Welcome to KI DOCS

Inspired by excellent Australian blogs such as Dr Casey Parker’s (Broome Docs), Dr Cliff Reid’s (Resus.me) and Minh le Cong (PHARM), this website is aimed fairly and squarely at current (or aspiring) rural doctors in Australia.
Being a rural doctor is a challenging yet rewarding job, not least in a location like Kangaroo Island off the coast of South Australia.
Often lauded as the ‘jack-of-all-trades, master of none’, rural doctors hold their collective heads up high, proud to be true generalists…not narrow-focus partialists (or single-organ specialists). A rural doctor must be happy to be not just a primary care expert, but also to be competent in internal medicine, to perform minor surgery, to deliver a baby and to give an anaesthetic. Moreover, rural doctors often operate with minimal back-up such as easy access to blood tests, ultrasounds and CT scans.
As the emergency physicians at the excellent ‘Life In the Fast Lane‘ emergency medicine website say : “GP proceduralists in remote Australia are what most doctors were maybe eighty years ago — and what most of us dreamed of being when we went into medical school: having a baby? They’ll deliver it. Need an operation? They’ll gas you down (and they might even chop your leg off too). Got some bizarre disease no one’s ever heard of and you’re in the middle of nowhere? No worries, they’ll sort it out. You name it, if it has to be done, they’ll do it. These doctors are the princes of our profession.
So, in this blog the KI Docs (mostly frogs, not princes) discuss issues of relevance to rural docs Australia-wide. Whereas Broome DocsLITFL and Resus.me bring you the latest in gnarly case discussions and critical appraisal of the literature, this blog discusses some of the other factors involved in rural medicine – skills maintenance, networking, ‘getting things done’ and some of the common problems and solutions in rural medicine.
I’ll leave the clever stuff to people like Casey, Cliff & Minh!
You can check out more via the KI Medical Clinic.

3 thoughts on “Welcome”

  1. I am very impressed with your study. It is a credit to you. Your web site is awesome also.
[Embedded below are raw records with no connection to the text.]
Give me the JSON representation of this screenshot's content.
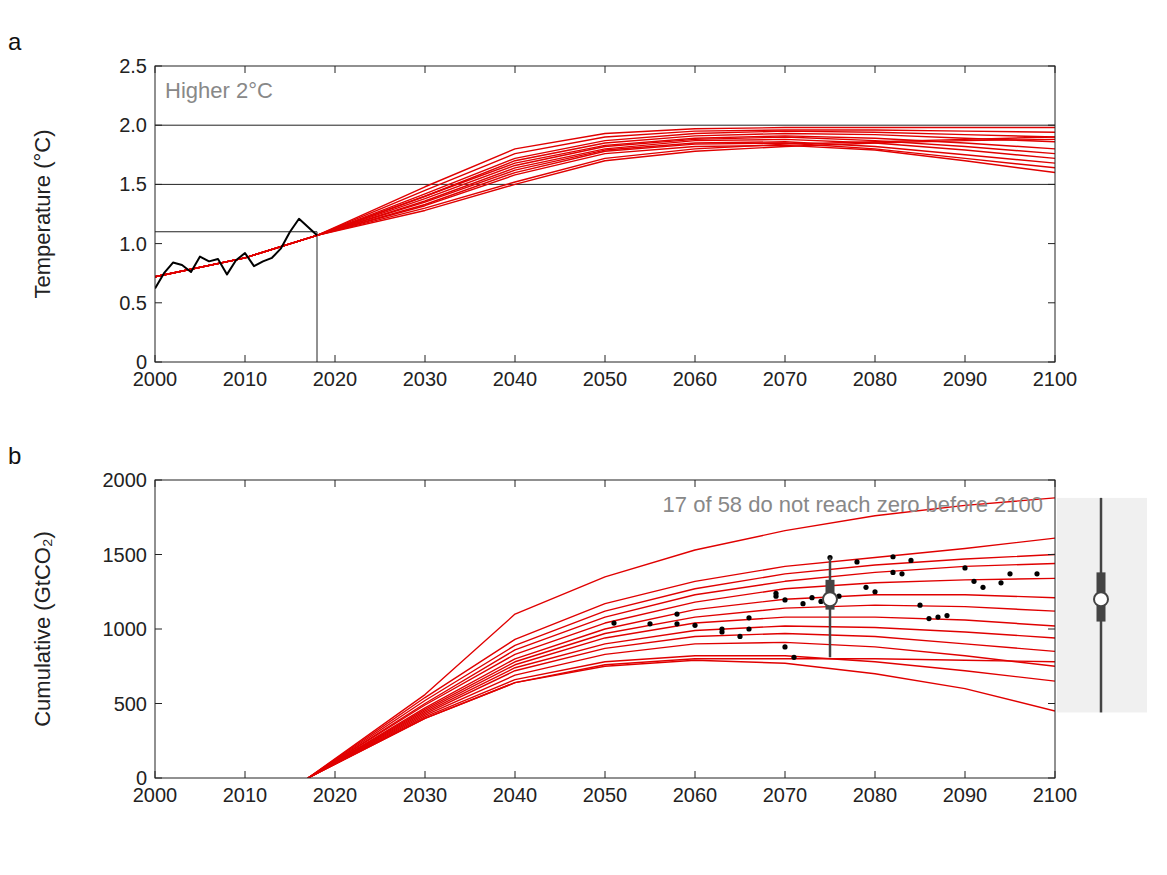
{
  "chart_data": [
    {
      "type": "line",
      "panel_label": "a",
      "annotation": "Higher 2°C",
      "y_label": "Temperature (°C)",
      "xlim": [
        2000,
        2100
      ],
      "xticks": [
        2000,
        2010,
        2020,
        2030,
        2040,
        2050,
        2060,
        2070,
        2080,
        2090,
        2100
      ],
      "ylim": [
        0,
        2.5
      ],
      "yticks": [
        0,
        0.5,
        {
          "value": 1,
          "label": "1.0"
        },
        1.5,
        {
          "value": 2,
          "label": "2.0"
        },
        2.5
      ],
      "hlines": [
        2.0,
        1.5
      ],
      "reference_point": {
        "x": 2018,
        "y": 1.1
      },
      "series": [
        {
          "color": "#e00000",
          "x": [
            2000,
            2010,
            2018,
            2030,
            2040,
            2050,
            2060,
            2070,
            2080,
            2090,
            2100
          ],
          "values": [
            0.72,
            0.88,
            1.07,
            1.48,
            1.8,
            1.93,
            1.97,
            1.98,
            1.98,
            1.98,
            1.98
          ]
        },
        {
          "color": "#e00000",
          "x": [
            2000,
            2010,
            2018,
            2030,
            2040,
            2050,
            2060,
            2070,
            2080,
            2090,
            2100
          ],
          "values": [
            0.72,
            0.88,
            1.07,
            1.45,
            1.76,
            1.9,
            1.95,
            1.96,
            1.96,
            1.95,
            1.94
          ]
        },
        {
          "color": "#e00000",
          "x": [
            2000,
            2010,
            2018,
            2030,
            2040,
            2050,
            2060,
            2070,
            2080,
            2090,
            2100
          ],
          "values": [
            0.72,
            0.88,
            1.07,
            1.42,
            1.72,
            1.87,
            1.93,
            1.95,
            1.94,
            1.92,
            1.9
          ]
        },
        {
          "color": "#e00000",
          "x": [
            2000,
            2010,
            2018,
            2030,
            2040,
            2050,
            2060,
            2070,
            2080,
            2090,
            2100
          ],
          "values": [
            0.72,
            0.88,
            1.07,
            1.4,
            1.7,
            1.85,
            1.91,
            1.93,
            1.92,
            1.89,
            1.86
          ]
        },
        {
          "color": "#e00000",
          "x": [
            2000,
            2010,
            2018,
            2030,
            2040,
            2050,
            2060,
            2070,
            2080,
            2090,
            2100
          ],
          "values": [
            0.72,
            0.88,
            1.07,
            1.4,
            1.68,
            1.83,
            1.89,
            1.91,
            1.89,
            1.85,
            1.8
          ]
        },
        {
          "color": "#e00000",
          "x": [
            2000,
            2010,
            2018,
            2030,
            2040,
            2050,
            2060,
            2070,
            2080,
            2090,
            2100
          ],
          "values": [
            0.72,
            0.88,
            1.07,
            1.38,
            1.66,
            1.82,
            1.88,
            1.9,
            1.87,
            1.82,
            1.76
          ]
        },
        {
          "color": "#e00000",
          "x": [
            2000,
            2010,
            2018,
            2030,
            2040,
            2050,
            2060,
            2070,
            2080,
            2090,
            2100
          ],
          "values": [
            0.72,
            0.88,
            1.07,
            1.36,
            1.64,
            1.8,
            1.87,
            1.88,
            1.85,
            1.79,
            1.72
          ]
        },
        {
          "color": "#e00000",
          "x": [
            2000,
            2010,
            2018,
            2030,
            2040,
            2050,
            2060,
            2070,
            2080,
            2090,
            2100
          ],
          "values": [
            0.72,
            0.88,
            1.07,
            1.35,
            1.62,
            1.79,
            1.85,
            1.86,
            1.82,
            1.75,
            1.68
          ]
        },
        {
          "color": "#e00000",
          "x": [
            2000,
            2010,
            2018,
            2030,
            2040,
            2050,
            2060,
            2070,
            2080,
            2090,
            2100
          ],
          "values": [
            0.72,
            0.88,
            1.07,
            1.33,
            1.6,
            1.78,
            1.84,
            1.85,
            1.8,
            1.72,
            1.64
          ]
        },
        {
          "color": "#e00000",
          "x": [
            2000,
            2010,
            2018,
            2030,
            2040,
            2050,
            2060,
            2070,
            2080,
            2090,
            2100
          ],
          "values": [
            0.72,
            0.88,
            1.07,
            1.32,
            1.58,
            1.76,
            1.82,
            1.83,
            1.79,
            1.7,
            1.6
          ]
        },
        {
          "color": "#e00000",
          "x": [
            2000,
            2010,
            2018,
            2030,
            2040,
            2050,
            2060,
            2070,
            2080,
            2090,
            2100
          ],
          "values": [
            0.72,
            0.88,
            1.07,
            1.3,
            1.52,
            1.72,
            1.8,
            1.84,
            1.86,
            1.88,
            1.9
          ]
        },
        {
          "color": "#e00000",
          "x": [
            2000,
            2010,
            2018,
            2030,
            2040,
            2050,
            2060,
            2070,
            2080,
            2090,
            2100
          ],
          "values": [
            0.72,
            0.88,
            1.07,
            1.28,
            1.5,
            1.7,
            1.78,
            1.82,
            1.85,
            1.87,
            1.88
          ]
        },
        {
          "color": "#000000",
          "x": [
            2000,
            2001,
            2002,
            2003,
            2004,
            2005,
            2006,
            2007,
            2008,
            2009,
            2010,
            2011,
            2012,
            2013,
            2014,
            2015,
            2016,
            2017,
            2018
          ],
          "values": [
            0.62,
            0.75,
            0.84,
            0.82,
            0.76,
            0.89,
            0.85,
            0.87,
            0.74,
            0.86,
            0.92,
            0.81,
            0.85,
            0.88,
            0.96,
            1.1,
            1.21,
            1.14,
            1.07
          ]
        }
      ]
    },
    {
      "type": "line",
      "panel_label": "b",
      "annotation": "17 of 58 do not reach zero before 2100",
      "y_label": "Cumulative (GtCO₂)",
      "xlim": [
        2000,
        2100
      ],
      "xticks": [
        2000,
        2010,
        2020,
        2030,
        2040,
        2050,
        2060,
        2070,
        2080,
        2090,
        2100
      ],
      "ylim": [
        0,
        2000
      ],
      "yticks": [
        0,
        500,
        1000,
        1500,
        2000
      ],
      "series": [
        {
          "color": "#e00000",
          "x": [
            2017,
            2030,
            2040,
            2050,
            2060,
            2070,
            2080,
            2090,
            2100
          ],
          "values": [
            0,
            560,
            1100,
            1350,
            1530,
            1660,
            1760,
            1830,
            1880
          ]
        },
        {
          "color": "#e00000",
          "x": [
            2017,
            2030,
            2040,
            2050,
            2060,
            2070,
            2080,
            2090,
            2100
          ],
          "values": [
            0,
            540,
            930,
            1170,
            1320,
            1420,
            1480,
            1540,
            1610
          ]
        },
        {
          "color": "#e00000",
          "x": [
            2017,
            2030,
            2040,
            2050,
            2060,
            2070,
            2080,
            2090,
            2100
          ],
          "values": [
            0,
            520,
            890,
            1120,
            1270,
            1370,
            1430,
            1470,
            1500
          ]
        },
        {
          "color": "#e00000",
          "x": [
            2017,
            2030,
            2040,
            2050,
            2060,
            2070,
            2080,
            2090,
            2100
          ],
          "values": [
            0,
            500,
            860,
            1080,
            1230,
            1320,
            1380,
            1420,
            1440
          ]
        },
        {
          "color": "#e00000",
          "x": [
            2017,
            2030,
            2040,
            2050,
            2060,
            2070,
            2080,
            2090,
            2100
          ],
          "values": [
            0,
            490,
            830,
            1040,
            1180,
            1270,
            1310,
            1330,
            1340
          ]
        },
        {
          "color": "#e00000",
          "x": [
            2017,
            2030,
            2040,
            2050,
            2060,
            2070,
            2080,
            2090,
            2100
          ],
          "values": [
            0,
            470,
            800,
            1000,
            1130,
            1200,
            1230,
            1230,
            1210
          ]
        },
        {
          "color": "#e00000",
          "x": [
            2017,
            2030,
            2040,
            2050,
            2060,
            2070,
            2080,
            2090,
            2100
          ],
          "values": [
            0,
            460,
            780,
            970,
            1080,
            1140,
            1160,
            1150,
            1120
          ]
        },
        {
          "color": "#e00000",
          "x": [
            2017,
            2030,
            2040,
            2050,
            2060,
            2070,
            2080,
            2090,
            2100
          ],
          "values": [
            0,
            450,
            760,
            940,
            1040,
            1080,
            1080,
            1060,
            1020
          ]
        },
        {
          "color": "#e00000",
          "x": [
            2017,
            2030,
            2040,
            2050,
            2060,
            2070,
            2080,
            2090,
            2100
          ],
          "values": [
            0,
            440,
            740,
            900,
            990,
            1020,
            1010,
            980,
            940
          ]
        },
        {
          "color": "#e00000",
          "x": [
            2017,
            2030,
            2040,
            2050,
            2060,
            2070,
            2080,
            2090,
            2100
          ],
          "values": [
            0,
            430,
            720,
            870,
            950,
            970,
            950,
            900,
            850
          ]
        },
        {
          "color": "#e00000",
          "x": [
            2017,
            2030,
            2040,
            2050,
            2060,
            2070,
            2080,
            2090,
            2100
          ],
          "values": [
            0,
            420,
            690,
            830,
            900,
            910,
            880,
            820,
            750
          ]
        },
        {
          "color": "#e00000",
          "x": [
            2017,
            2030,
            2040,
            2050,
            2060,
            2070,
            2080,
            2090,
            2100
          ],
          "values": [
            0,
            410,
            660,
            780,
            820,
            820,
            780,
            720,
            650
          ]
        },
        {
          "color": "#e00000",
          "x": [
            2017,
            2030,
            2040,
            2050,
            2060,
            2070,
            2080,
            2090,
            2100
          ],
          "values": [
            0,
            400,
            640,
            760,
            800,
            800,
            800,
            790,
            780
          ]
        },
        {
          "color": "#e00000",
          "x": [
            2017,
            2030,
            2040,
            2050,
            2060,
            2070,
            2080,
            2090,
            2100
          ],
          "values": [
            0,
            400,
            640,
            750,
            790,
            770,
            700,
            600,
            450
          ]
        }
      ],
      "points": {
        "color": "#000000",
        "x": [
          2051,
          2055,
          2058,
          2058,
          2060,
          2063,
          2063,
          2065,
          2066,
          2066,
          2069,
          2069,
          2070,
          2070,
          2071,
          2072,
          2073,
          2074,
          2075,
          2076,
          2078,
          2079,
          2080,
          2082,
          2082,
          2083,
          2084,
          2085,
          2086,
          2087,
          2088,
          2090,
          2091,
          2092,
          2094,
          2095,
          2098
        ],
        "y": [
          1040,
          1035,
          1100,
          1035,
          1025,
          1000,
          980,
          950,
          1075,
          1000,
          1240,
          1220,
          1195,
          880,
          810,
          1170,
          1210,
          1185,
          1480,
          1220,
          1450,
          1280,
          1250,
          1485,
          1380,
          1370,
          1460,
          1160,
          1070,
          1080,
          1090,
          1410,
          1320,
          1280,
          1310,
          1370,
          1370
        ]
      },
      "boxplot": {
        "x": 2075,
        "min": 810,
        "q1": 1130,
        "median": 1200,
        "q3": 1330,
        "max": 1480
      },
      "side_boxplot": {
        "min": 440,
        "q1": 1050,
        "median": 1200,
        "q3": 1380,
        "max": 1880
      }
    }
  ]
}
    It so happens I am giving an anaesthetic lecture next Thursday at our local hospital and I would like to show your Website video and other resources if you wouldn’t mind. It would be more sophisticated than I could do and is very relevant to our rural hospital. Could I have your permission for this?

  2. Thanks David, glad you liked the paper (see post on 9-10-10 on ‘rural GP anaesthetists and difficult airway equipment’). Feel free to use downloads available from the ‘resources’ section of this site.

  3. Hey Tim, Pretty heartfelt video I watched from a presentation you gave a few months back on dealing with our vulnerabilities. My eyes opened up to the after burying my head on this for so long when The ACS published their papers a few years back on burnout in surgeons and the high association with medical errors, subsequent distraction, more errors, abuse and potentially suicide. Then about the same time the ASA published a paper in 2012 about how rare it is for an anesthesiologist to take the day off after having just witnessed a tragedy in the OR. I talked with a CRNA who relived a story with me, whereby he watched an unfortunate mother die of hemorrhage after a delivery complication, and simply had to move onto the next case. My point is that, last year I chatted with a local Sherrif deputy who was a State Trooper and asked him how they handle this in the police service. He relayed to me the story of how he was called at 2am on a 10 degree Jan day to a scene where an intoxicated driver drove the wrong way on the interstate and slammed into a car with 4 college coeds. He said he had seen a lot, but nothing prepared him for the scene. When he got there, the steam was pouring off the bodies which were severed in two by the seatbelts. I asked if he had to go on back to work and he said that a police force counselor responded to the scene to see if they were ok. He was clearly not, so they found a replacement for him. On that note I asked Dan Linskey (ex police chief in Boston and incident commander during the marathon massacre) and he too said their police force relied heavily on on the scene therapy to assure that people were fit to go on or needed time to recover. So it seems that our first responder services do a better job of tending to their professionals than we do. I hope this video is motivation to change that. I really would like to chat about this at some point.